Congressman Landry: “If it ain’t good for y’ll, I ain’t voting for it.” You can take a high school graduate—and I know some people that didn’t even finish high schools…work that tail off in the oil and gas industry and make better money than most people make anywhere else in this country. I’m tired of government being in my business. When I was struggling and needed help, I never went straight to the government…The answers to [our] problems are right here in places just like [the town of] Rayne.
Those are real life examples. In one of the poorest and sickest parts of one of the poorest and sickest states in the U. S., the appeals are to “some people that didn’t even finish high school” who are making good money; they are to anti-government feelings; they are to “neighbors helping neighbors,” which is always a good idea, but here it means accepting federal money and refusing federal regulation.
And, to return to Kingsolver’s fictional world, as a way to close off this argument, Ovid Byron’s wife, Juliet, puts it this way.
“The key thing is…once you’re talking identity, you can’t just lecture that out of people. The condescension of outsiders won’t diminish it. That just galvanizes it.”
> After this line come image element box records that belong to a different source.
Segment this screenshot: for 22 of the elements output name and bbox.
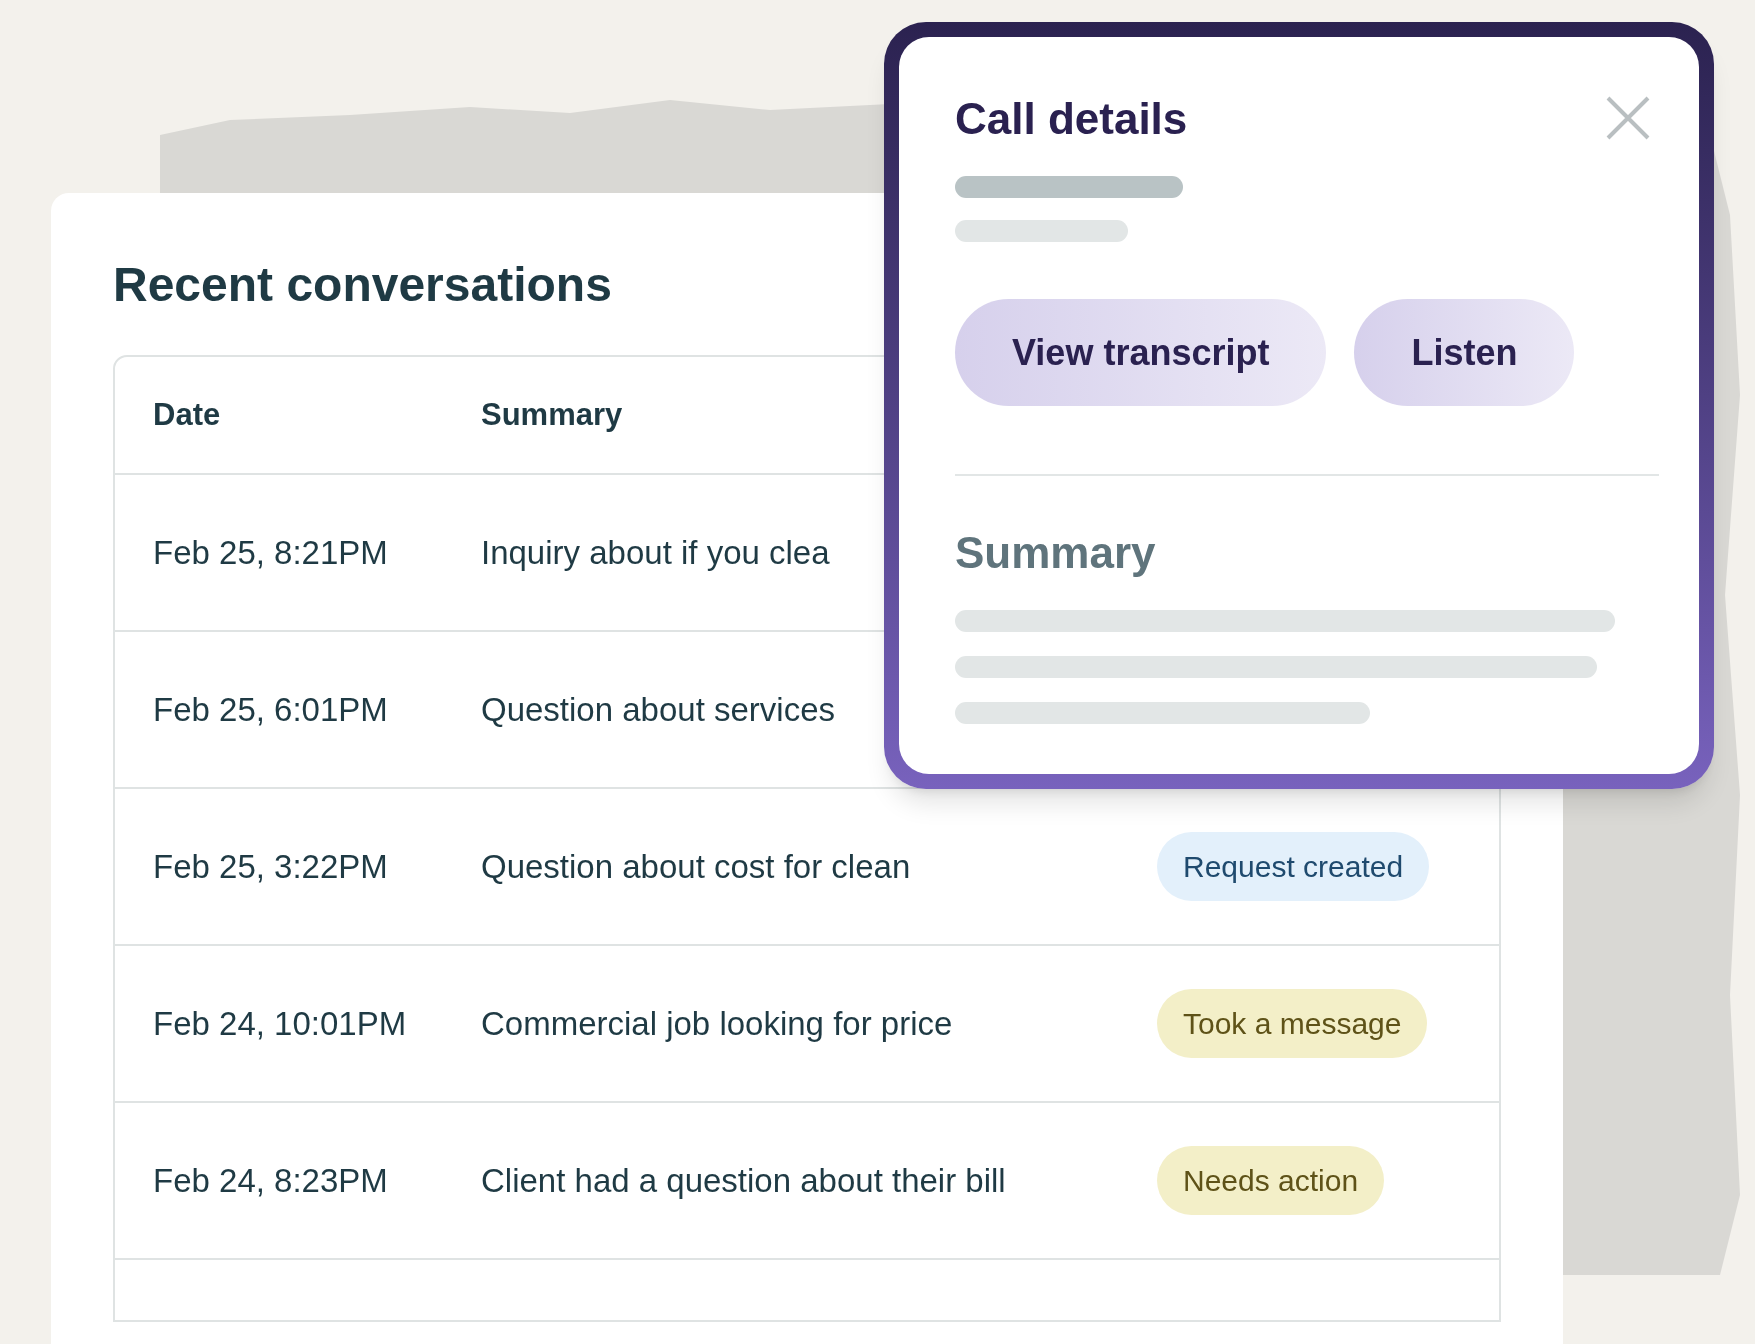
summary-cell: Question about cost for clean bbox=[481, 847, 911, 885]
action-button[interactable]: View transcript bbox=[955, 299, 1327, 406]
date-cell-text: Feb 25, 3:22PM bbox=[153, 846, 389, 887]
column-header: Date bbox=[153, 395, 222, 434]
date-cell-text: Feb 25, 6:01PM bbox=[153, 689, 389, 730]
summary-heading: Summary bbox=[955, 531, 1157, 575]
close-button[interactable] bbox=[1605, 95, 1651, 141]
date-cell-text: Feb 24, 8:23PM bbox=[153, 1160, 389, 1201]
status-badge: Took a message bbox=[1157, 989, 1428, 1058]
summary-cell: Question about services bbox=[481, 690, 836, 728]
close-icon bbox=[1605, 95, 1651, 141]
status-badge: Needs action bbox=[1157, 1146, 1385, 1215]
card-title: Recent conversations bbox=[113, 261, 613, 309]
summary-cell: Inquiry about if you clea bbox=[481, 533, 830, 571]
popup-title: Call details bbox=[955, 97, 1188, 141]
date-cell-text: Feb 24, 10:01PM bbox=[153, 1003, 408, 1044]
summary-cell: Client had a question about their bill bbox=[481, 1161, 1006, 1199]
date-cell-text: Feb 25, 8:21PM bbox=[153, 532, 389, 573]
summary-cell: Commercial job looking for price bbox=[481, 1004, 953, 1042]
action-button[interactable]: Listen bbox=[1354, 299, 1575, 406]
status-badge: Request created bbox=[1157, 832, 1430, 901]
column-header: Summary bbox=[481, 395, 623, 434]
And she’s absolutely right. Once political views like these “get to identity”—and that is the central message of both Hochschild’s book on Louisiana and Cramer’s book on Wisconsin, “the condescension of outsiders” is just more fuel on the fire.
The obvious solution would have been not to let it “get to a matter of identity.” We didn’t do that. The next step would be to remove political calculation from being no more than a reflection of community prejudices. Democracy requires that the performance of the government be evaluated so that the winners can be returned to office and the losers turned out of office. In standard democratic thought, that is what elections are for.
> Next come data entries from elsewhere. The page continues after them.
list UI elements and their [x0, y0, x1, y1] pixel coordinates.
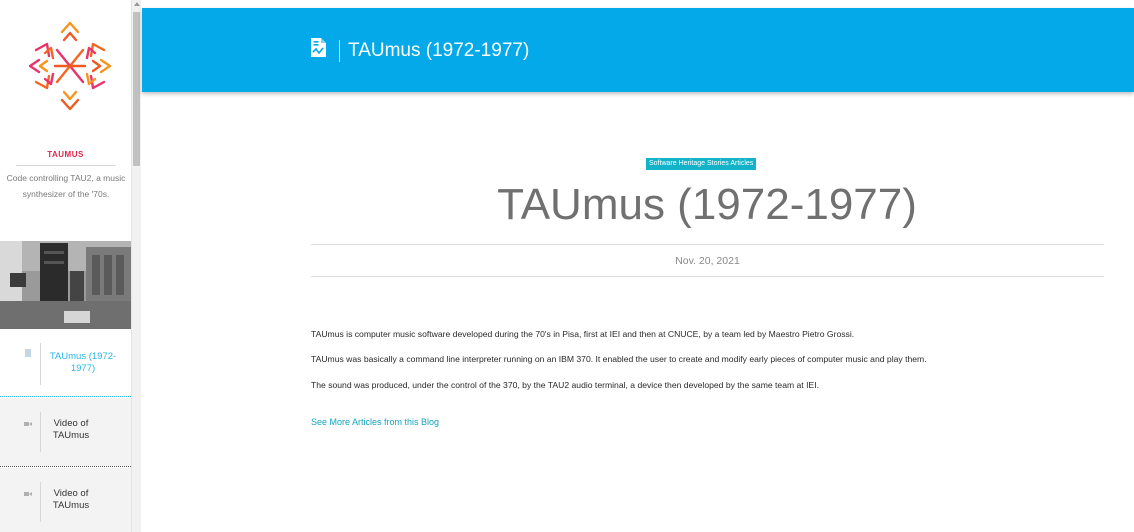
project-description: Code controlling TAU2, a music synthesiz…	[6, 173, 126, 199]
divider	[16, 165, 116, 166]
item-divider	[40, 412, 41, 452]
article-paragraph: TAUmus was basically a command line inte…	[311, 354, 927, 364]
category-badge[interactable]: Software Heritage Stories Articles	[646, 158, 757, 170]
sidebar-item-label: TAUmus (1972-1977)	[49, 351, 117, 374]
page-title: TAUmus (1972-1977)	[348, 40, 530, 61]
item-divider	[40, 343, 41, 385]
item-divider	[40, 482, 41, 522]
article-date: Nov. 20, 2021	[675, 255, 740, 267]
article-paragraph: The sound was produced, under the contro…	[311, 380, 819, 390]
app: TAUMUS Code controlling TAU2, a music sy…	[0, 0, 1134, 532]
article-title: TAUmus (1972-1977)	[497, 180, 917, 229]
divider	[311, 276, 1104, 277]
scroll-up-arrow[interactable]	[134, 2, 140, 6]
divider	[311, 244, 1104, 245]
separator	[0, 396, 131, 397]
video-icon	[24, 492, 32, 496]
project-logo	[28, 21, 112, 111]
separator	[0, 466, 131, 467]
sidebar: TAUMUS Code controlling TAU2, a music sy…	[0, 0, 131, 532]
project-thumbnail[interactable]	[0, 241, 131, 329]
header-divider	[339, 40, 340, 62]
thumbnail-image	[0, 241, 131, 329]
project-name[interactable]: TAUMUS	[0, 150, 131, 159]
sidebar-scrollbar[interactable]	[131, 0, 141, 532]
video-icon	[24, 422, 32, 426]
see-more-articles-link[interactable]: See More Articles from this Blog	[311, 417, 439, 427]
article-paragraph: TAUmus is computer music software develo…	[311, 329, 855, 339]
sidebar-item-video-1[interactable]: Video of TAUmus	[0, 398, 131, 466]
sidebar-item-video-2[interactable]: Video of TAUmus	[0, 468, 131, 532]
document-icon	[25, 349, 31, 357]
scrollbar-thumb[interactable]	[133, 12, 140, 166]
page-header: TAUmus (1972-1977)	[142, 8, 1134, 92]
sidebar-item-label: Video of TAUmus	[52, 488, 90, 511]
document-icon	[311, 38, 326, 57]
sidebar-item-taumus-article[interactable]: TAUmus (1972-1977)	[0, 329, 131, 397]
sidebar-item-label: Video of TAUmus	[52, 418, 90, 441]
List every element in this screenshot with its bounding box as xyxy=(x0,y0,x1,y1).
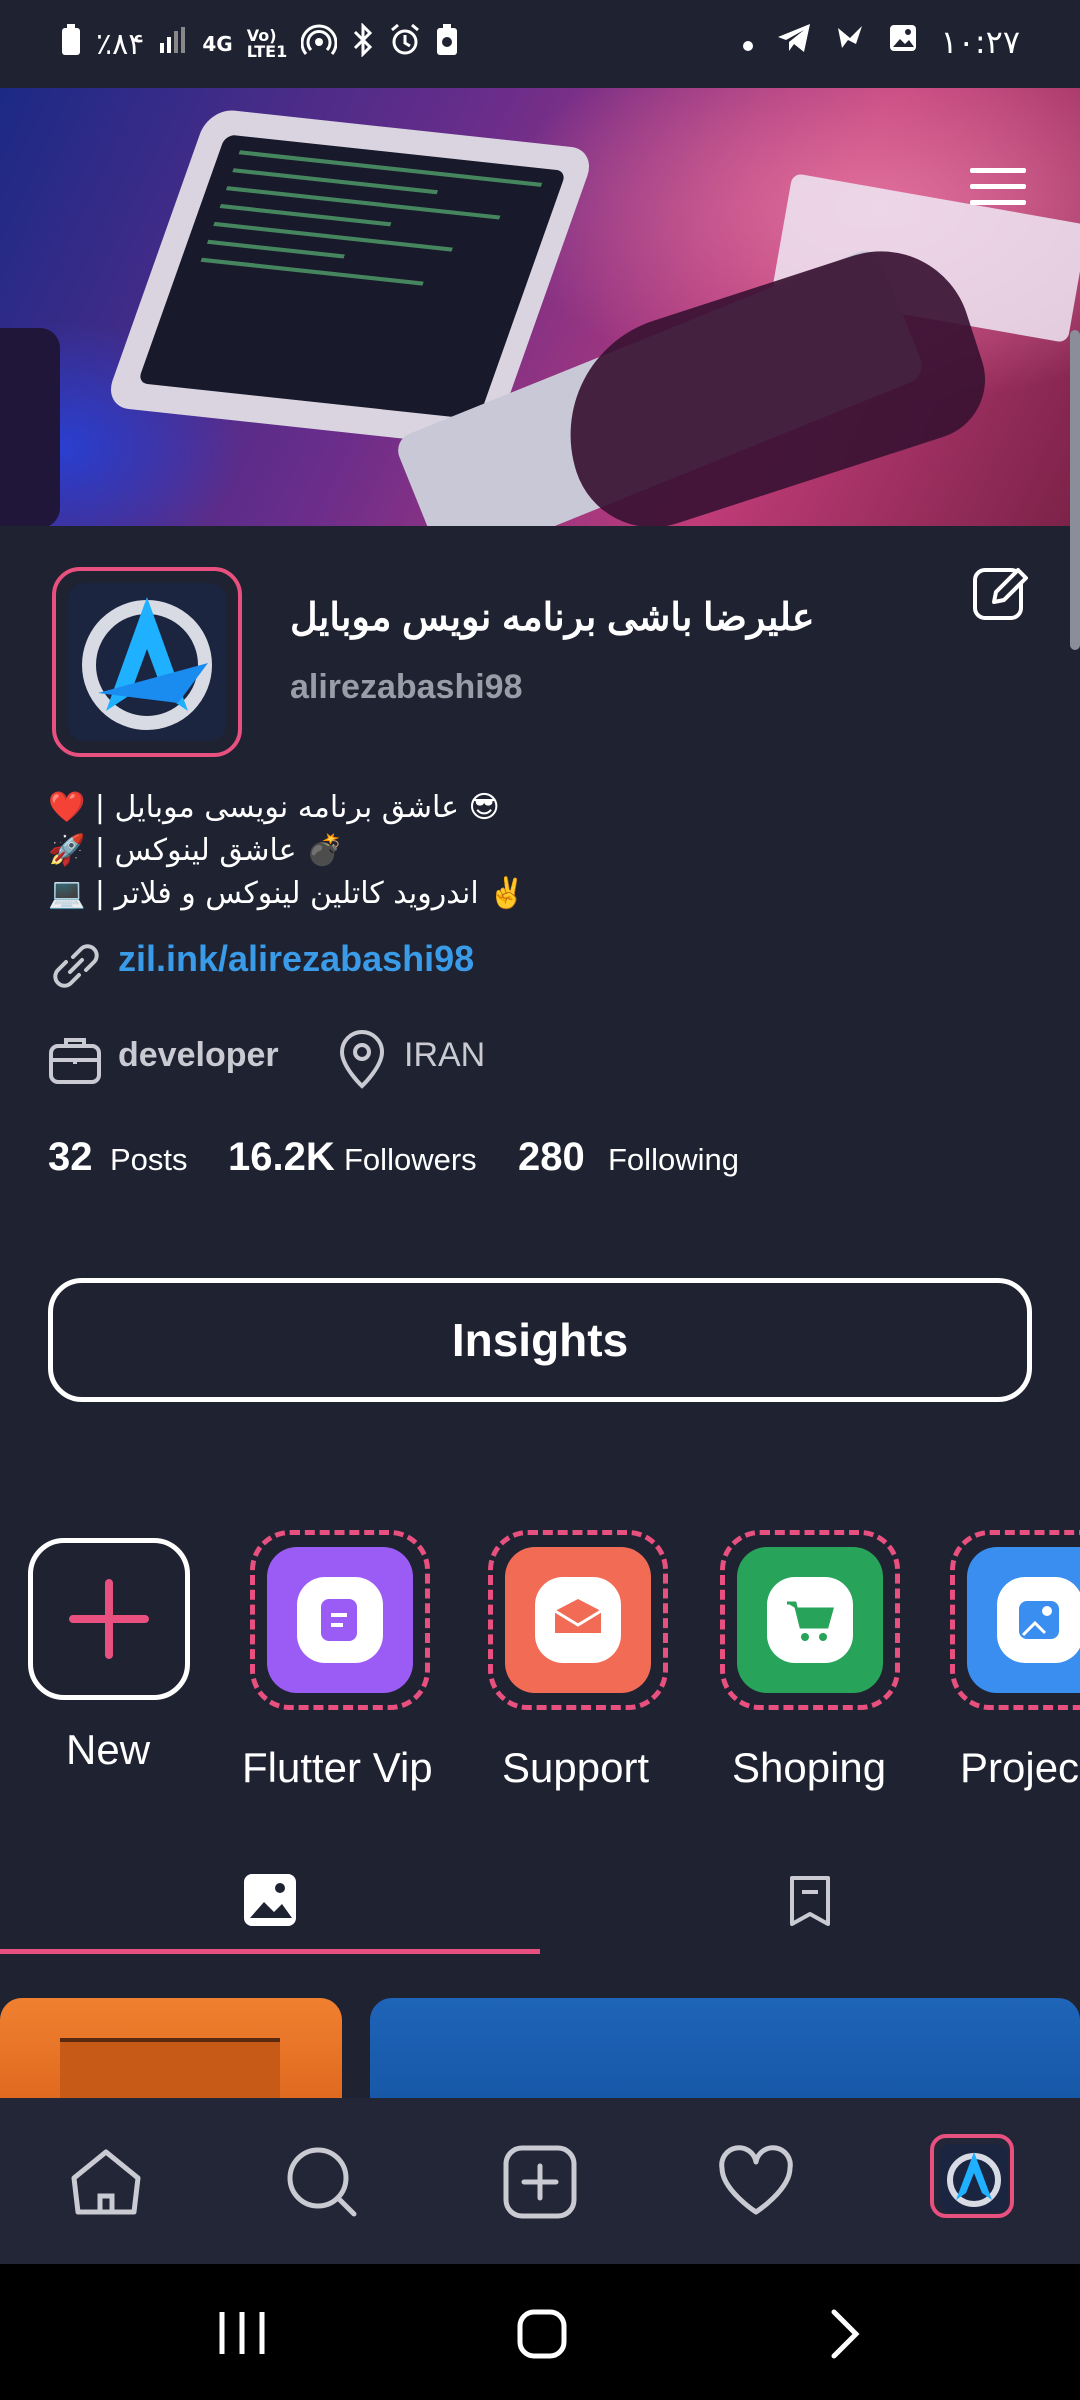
followers-label[interactable]: Followers xyxy=(344,1142,477,1178)
image-icon xyxy=(244,1874,296,1926)
post-thumbnail[interactable] xyxy=(370,1998,1080,2098)
bio-line: 💻 | اندروید کاتلین لینوکس و فلاتر ✌️ xyxy=(48,876,526,911)
profile-avatar[interactable] xyxy=(52,567,242,757)
profile-job: developer xyxy=(118,1036,279,1074)
nav-add[interactable] xyxy=(500,2142,580,2222)
add-icon xyxy=(503,2145,577,2219)
highlight-shoping[interactable] xyxy=(720,1530,900,1710)
battery-saver-icon xyxy=(435,23,459,65)
insights-button[interactable]: Insights xyxy=(48,1278,1032,1402)
cover-image xyxy=(0,88,1080,526)
battery-level: ٪۸۴ xyxy=(96,26,145,62)
posts-label[interactable]: Posts xyxy=(110,1142,188,1178)
highlight-flutter-vip[interactable] xyxy=(250,1530,430,1710)
cart-icon xyxy=(787,1601,834,1641)
bio-line: ❤️ | عاشق برنامه نویسی موبایل 😎 xyxy=(48,790,500,825)
bio-line: 🚀 | عاشق لینوکس 💣 xyxy=(48,833,344,868)
nav-activity[interactable] xyxy=(716,2142,796,2222)
highlight-label: Projec xyxy=(960,1744,1080,1791)
active-tab-indicator xyxy=(0,1949,540,1954)
search-icon xyxy=(287,2147,357,2217)
app-notification-icon xyxy=(834,22,866,62)
alarm-icon xyxy=(389,23,421,65)
home-button-icon[interactable] xyxy=(516,2308,568,2360)
telegram-icon xyxy=(776,22,812,62)
network-type: 4G xyxy=(202,32,233,56)
posts-count[interactable]: 32 xyxy=(48,1135,93,1180)
recent-apps-icon[interactable] xyxy=(216,2310,268,2356)
logo-icon xyxy=(82,597,212,730)
profile-username: alirezabashi98 xyxy=(290,668,523,706)
link-icon xyxy=(46,936,106,996)
plus-icon xyxy=(69,1579,149,1659)
profile-avatar-icon xyxy=(940,2144,1008,2212)
edit-icon xyxy=(973,568,1028,620)
menu-button[interactable] xyxy=(970,168,1026,212)
nav-profile[interactable] xyxy=(930,2134,1014,2218)
profile-full-name: علیرضا باشی برنامه نویس موبایل xyxy=(290,597,815,639)
tab-saved[interactable] xyxy=(540,1850,1080,1960)
scrollbar[interactable] xyxy=(1070,330,1080,650)
profile-location: IRAN xyxy=(404,1036,486,1074)
following-label[interactable]: Following xyxy=(608,1142,739,1178)
notes-icon xyxy=(321,1599,357,1641)
highlight-label: Support xyxy=(502,1744,650,1791)
highlight-support[interactable] xyxy=(488,1530,668,1710)
home-icon xyxy=(71,2149,141,2215)
nav-search[interactable] xyxy=(282,2142,362,2222)
battery-icon xyxy=(60,23,82,65)
followers-count[interactable]: 16.2K xyxy=(228,1135,335,1180)
gallery-icon xyxy=(888,23,918,61)
photo-icon xyxy=(1019,1601,1059,1639)
bookmark-icon xyxy=(790,1876,830,1926)
hands-shape xyxy=(539,228,1001,526)
tab-posts[interactable] xyxy=(0,1850,540,1960)
highlight-label: Shoping xyxy=(732,1744,887,1791)
nav-home[interactable] xyxy=(66,2142,146,2222)
bluetooth-icon xyxy=(351,22,375,65)
heart-icon xyxy=(719,2145,793,2215)
location-icon xyxy=(334,1030,390,1090)
highlight-new-button[interactable] xyxy=(28,1538,190,1700)
mail-icon xyxy=(554,1599,602,1633)
notification-dot-icon xyxy=(742,25,754,60)
following-count[interactable]: 280 xyxy=(518,1135,585,1180)
hotspot-icon xyxy=(300,22,338,66)
clock: ۱۰:۲۷ xyxy=(940,23,1020,61)
highlight-label: Flutter Vip xyxy=(242,1744,433,1791)
highlight-label: New xyxy=(66,1726,151,1773)
edit-profile-button[interactable] xyxy=(970,562,1032,624)
profile-link[interactable]: zil.ink/alirezabashi98 xyxy=(118,938,474,980)
post-thumbnail[interactable] xyxy=(0,1998,342,2098)
status-bar: ٪۸۴ 4G Vo) LTE1 ۱۰:۲۷ xyxy=(0,0,1080,88)
volte-indicator: Vo) LTE1 xyxy=(246,26,288,61)
mug-shape xyxy=(0,328,60,526)
highlight-projects[interactable] xyxy=(950,1530,1080,1710)
back-icon[interactable] xyxy=(826,2308,866,2360)
signal-icon xyxy=(158,25,188,63)
briefcase-icon xyxy=(46,1030,104,1088)
system-navigation-bar xyxy=(0,2264,1080,2400)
“Once you’re talking identity” undercuts all that. And that means it undercuts elections that are based on performance or even on promises of performance. It leaves us with nothing more than us v. them.
OK, I’m discouraged now.
[1] She describes her own team, the team her husband, Cub, belongs to this way. “Team camo, we get the right to bear arms and John Deere and the canning jars and tough love and care of our own.”
[2] There is another book called the Politics of Resentment, I learned today. This one is by Jeremy Engels and has the subtitle “A Genealogy.” It was written following the shooting of Congresswoman Gabrielle Gifford and 19 other Arizonans in 2011.
[3] I’ve done that kind of research. It isn’t easy. And the more clearly you know how to understand the experience, the less sure you that you really heard those people and their story.